A couple of days later, I was having a meal with my colleagues when I received The Call. Yes, I was diabetic. I needed to go down to collect a letter to bring to the polyclinic for my diabetes consultation. At that moment, it did not sink in yet. I did not know to what extent my life would be changed, just that I had another issue to add on to my already growing list of health issues. I went by the meal in a daze and went to SGH immediately after to collect the letter.

The very next day, I went to the polyclinic for the consultation and I think that was when it hit me. Everyone at the diabetes clinic was..well..old. I was clearly the youngest there by a mile and that shook me a little. The doctor took my blood and I waited a while for the results. My sugar level was at 7.1, and people normally go on medication if it is above 7. However, seeing that I was trying to conceive and am still relatively young, the Dr did not want to give me medication and instead advised me to control it with food and exercise.
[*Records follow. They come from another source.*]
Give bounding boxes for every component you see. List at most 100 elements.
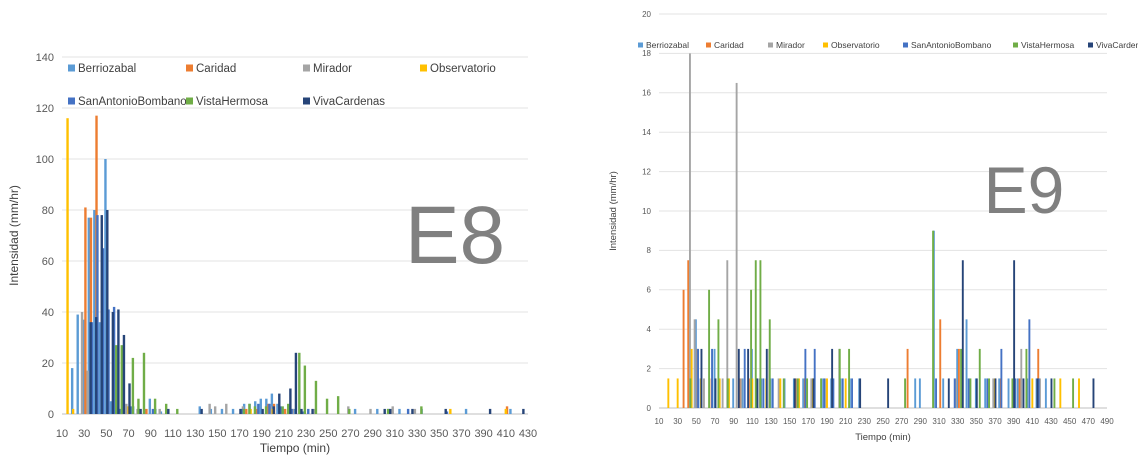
e9-bar-mirador [721,378,724,408]
e8-bar-sanantoniobombano [90,322,94,414]
e9-bar-caridad [939,319,942,408]
e9-bar-mirador [992,378,995,408]
e8-bar-vivacardenas [106,210,109,414]
e9-bar-vistahermosa [848,348,851,408]
e9-bar-berriozabal [984,378,987,408]
e9-x-tick-label: 250 [876,417,890,426]
e8-bar-vivacardenas [239,408,242,414]
e8-bar-vistahermosa [314,380,318,414]
e8-bar-vivacardenas [389,408,392,414]
e8-bar-vistahermosa [242,408,246,414]
e9-legend-swatch [1088,42,1093,48]
e9-bar-vivacardenas [947,378,950,408]
e8-x-tick-label: 270 [341,428,359,440]
e9-bar-observatorio [667,378,670,408]
e9-bar-sanantoniobombano [762,378,765,408]
e8-bar-sanantoniobombano [151,408,155,414]
e8-bar-berriozabal [220,408,224,414]
e9-x-tick-label: 30 [673,417,682,426]
e8-bar-observatorio [249,408,252,414]
e9-bar-berriozabal [998,378,1001,408]
e9-bar-caridad [687,260,690,408]
e9-bar-vistahermosa [838,348,841,408]
e8-bar-vivacardenas [383,408,386,414]
e8-bar-vistahermosa [153,398,157,414]
e9-bar-vistahermosa [978,348,981,408]
e9-bar-sanantoniobombano [1028,319,1031,408]
e8-legend-swatch [68,97,75,105]
e9-bar-observatorio [1031,378,1034,408]
e9-bar-vistahermosa [708,289,711,408]
e8-legend-swatch [303,64,310,72]
e9-bar-vivacardenas [975,378,978,408]
e9-bar-vistahermosa [782,378,785,408]
e9-bar-mirador [1039,378,1041,408]
e8-bar-sanantoniobombano [112,306,116,414]
e9-x-tick-label: 490 [1100,417,1114,426]
e8-bar-berriozabal [82,319,85,414]
e9-bar-mirador [703,378,705,408]
e8-bar-mirador [125,403,128,414]
e9-bar-mirador [689,53,691,409]
e8-bar-berriozabal [70,368,74,414]
e9-bar-vistahermosa [820,378,823,408]
e9-legend-swatch [823,42,828,48]
e8-x-tick-label: 170 [230,428,248,440]
e9-bar-mirador [824,378,827,408]
e9-bar-observatorio [1078,378,1080,408]
e9-bar-vistahermosa [904,378,907,408]
e9-bar-sanantoniobombano [851,378,853,408]
e8-bar-berriozabal [276,403,279,414]
e8-bar-mirador [86,370,89,414]
e8-bar-mirador [80,312,84,414]
e8-bar-vivacardenas [95,317,98,414]
e8-bar-berriozabal [87,217,91,414]
e9-legend-label-vistahermosa: VistaHermosa [1021,40,1074,50]
e9-bar-sanantoniobombano [1000,348,1003,408]
e8-bar-vistahermosa [420,406,423,414]
e9-bar-sanantoniobombano [1014,378,1017,408]
e8-legend-swatch [186,64,193,72]
e8-legend-swatch [68,64,75,72]
e8-bar-mirador [158,408,161,414]
e8-bar-sanantoniobombano [101,248,105,414]
e8-bar-mirador [225,403,228,414]
e9-x-tick-label: 90 [729,417,738,426]
e8-bar-mirador [413,408,417,414]
e9-x-tick-label: 230 [858,417,872,426]
e9-bar-sanantoniobombano [832,378,835,408]
e9-bar-observatorio [751,378,754,408]
e9-x-tick-label: 350 [970,417,984,426]
e8-bar-mirador [208,403,211,414]
e9-x-tick-label: 370 [988,417,1002,426]
e8-x-tick-label: 250 [319,428,337,440]
e9-bar-sanantoniobombano [986,378,989,408]
e8-bar-berriozabal [398,408,401,414]
e9-bar-sanantoniobombano [743,348,746,408]
e9-bar-observatorio [690,348,693,408]
e8-x-tick-label: 30 [78,428,90,440]
e8-bar-vistahermosa [142,352,146,414]
e9-bar-berriozabal [918,378,921,408]
e8-bar-vistahermosa [348,408,351,414]
e8-bar-berriozabal [270,393,274,414]
e8-y-tick-label: 120 [36,103,54,115]
e8-x-tick-label: 310 [386,428,404,440]
e9-bar-vivacardenas [1036,378,1039,408]
e8-bar-vistahermosa [253,406,257,414]
e9-legend-label-sanantoniobombano: SanAntonioBombano [911,40,992,50]
e8-bar-vivacardenas [139,408,142,414]
e9-bar-berriozabal [1007,378,1010,408]
e8-bar-sanantoniobombano [279,406,282,414]
e8-bar-sanantoniobombano [240,408,243,414]
e9-bar-vivacardenas [765,348,768,408]
e8-x-tick-label: 410 [497,428,515,440]
e8-bar-vistahermosa [137,398,140,414]
e8-bar-vistahermosa [336,396,340,414]
e9-bar-vistahermosa [969,378,972,408]
e9-y-tick-label: 8 [647,246,652,255]
e9-x-tick-label: 210 [839,417,853,426]
e8-bar-berriozabal [109,401,113,414]
e8-bar-sanantoniobombano [257,403,260,414]
e9-bar-berriozabal [914,378,917,408]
I walked home from the polyclinic in a turmoil. I knew I had to make a change – and this time, it as not just to fit into that dress or for a slimmer face or get that annoying aunty to shut up – it was for my life. From that day itself, I made a decision to change my life around. I knew my weaknesses were sweets and carbs (which is basically almost every food worth eating).
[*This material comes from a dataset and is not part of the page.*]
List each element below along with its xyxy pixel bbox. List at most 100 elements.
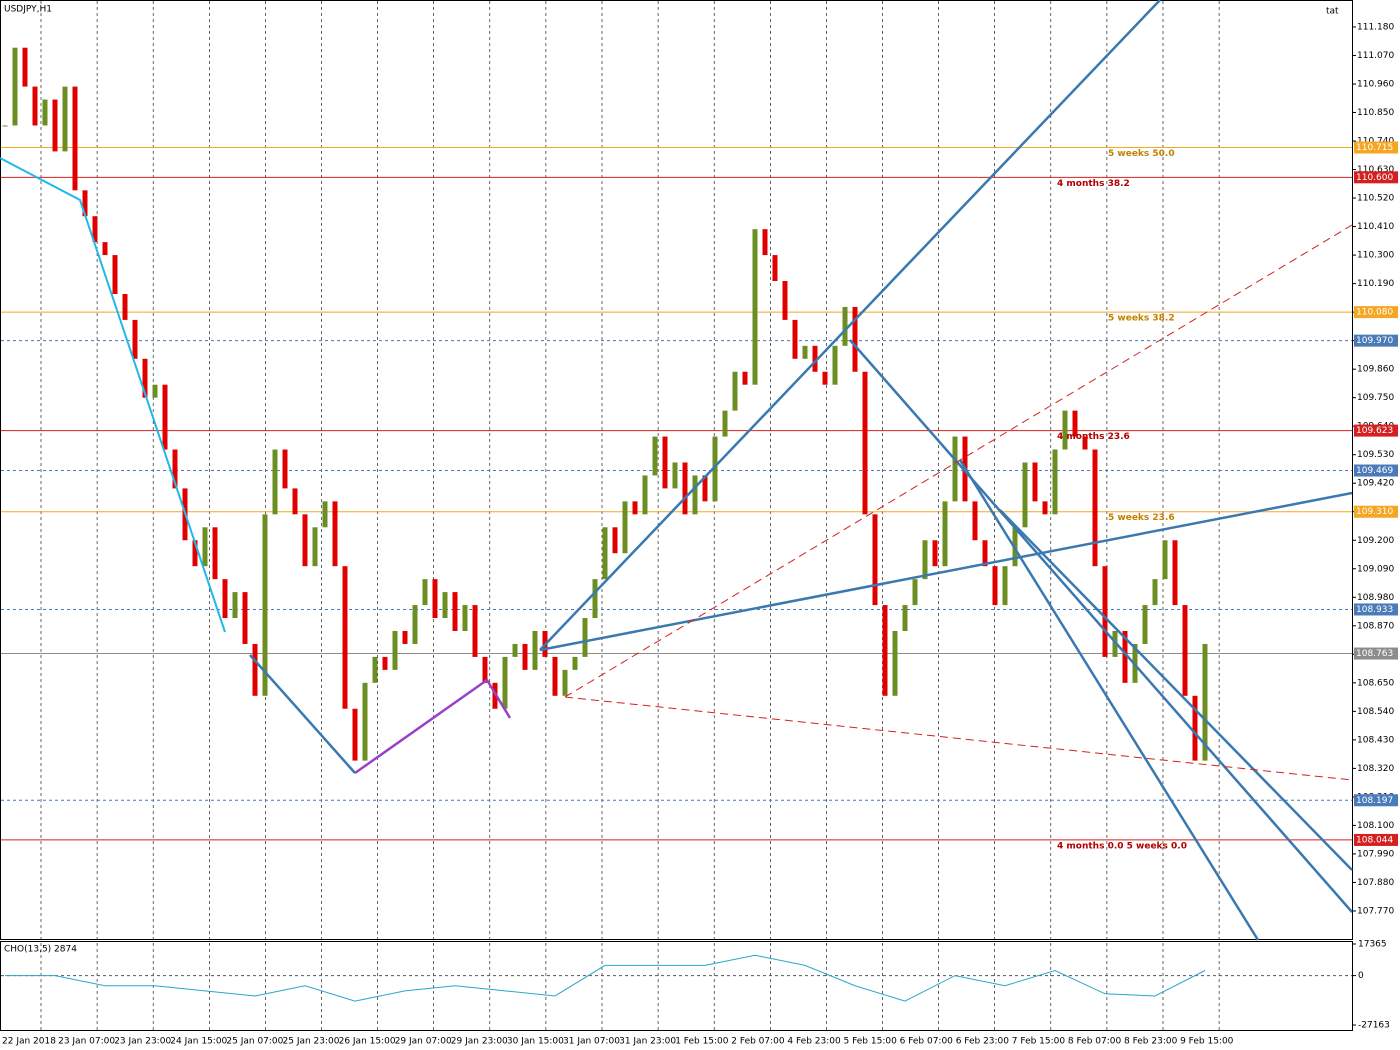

I made some drastic changes in my lifestyle which included

  • cutting out rice totally
  • removing all forms of white sugar from my diet including sweets, drinks and desserts
  • exercising at least 2 to 3 times a week

Oh boy, it is TOUGH. 80% of Asian food is rice-based and everything that I LOVE! I had to say bye to briyani, chicken rice, chai peng, zhi char and so much more! I also have a very very sweet tooth so I had to bite my tongue to ensure that I kept to my decision Рwhich was so difficult especially when colleagues and family celebrated birthdays with decadent cakes, meetings were supplied with my favourite nonya snacks and I had to say bye to that refreshing glass of coke and iced green tea.

But this time it was different. I knew that if I did not do what I had to do, it could have serious implications. I have enough diabetics in my family to have seen the ugly head of diabetes, from life-long dependence on medication, amputations and even death. As hard as it was, I stuck to it and used it as a chance to lose some weight before my 2nd cycle. Those around me expressed awe at my determination and said “I wish I could be like you” but no, I wouldn’t wish this illness on ANYONE. I am not being healthy because I want to, but because I have to and that, is a very thin and sad line.
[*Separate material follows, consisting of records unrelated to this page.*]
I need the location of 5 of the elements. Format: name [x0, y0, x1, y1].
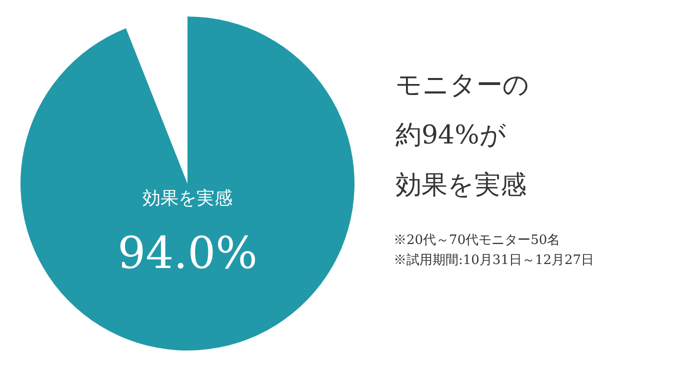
- text: モニターの約94%が効果を実感: [396, 70, 530, 200]
- slice-label: 効果を実感: [142, 188, 232, 209]
- text: ※20代～70代モニター50名: [394, 233, 560, 248]
- text: ※試用期間:10月31日～12月27日: [394, 253, 594, 268]
- data-label: 94.0%: [118, 228, 258, 279]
However, the hard work did pay off. I managed to lose about 7kg in 2 months. I was shocked but realised just how much my body was dependant on sugar. People noticed the change and I felt good about it and it compelled me to keep going. Each time I missed eating rice, I went on the weighing scale to remind myself how far I had come. After 3 weeks, the daily cravings were gone and I was more comfortable with my new regime of salads, salmons, chicken breasts, quinoa and lots of green veggies.

2 months into it, I am now about to incorporate rice back into my diet (WHAT?!?) because I don’t want the lack of carbs to affect the embryo. Also, these past 2 months, we have mostly been cooking our own meals to ensure that we eat only what we can and want. However, in the upcoming 2WW, it will be difficult for to cook as I have to be on bed-rest most of the time, so I have asked my mum to help with daily meals and it is quite selfish of me to insist only on low-carb meals which she is not used to cooking. I have decided on brown and red rice with a low glycemic index (GI rate) so as not to affect my new lifestyle too drastically.

Being diagnosed with diabetes was initially similar to a death sentence for me, but now I realise that it was a wake-up call for me to claim my life back. It is a difficult journey but I am determined to milk it for all it’s worth!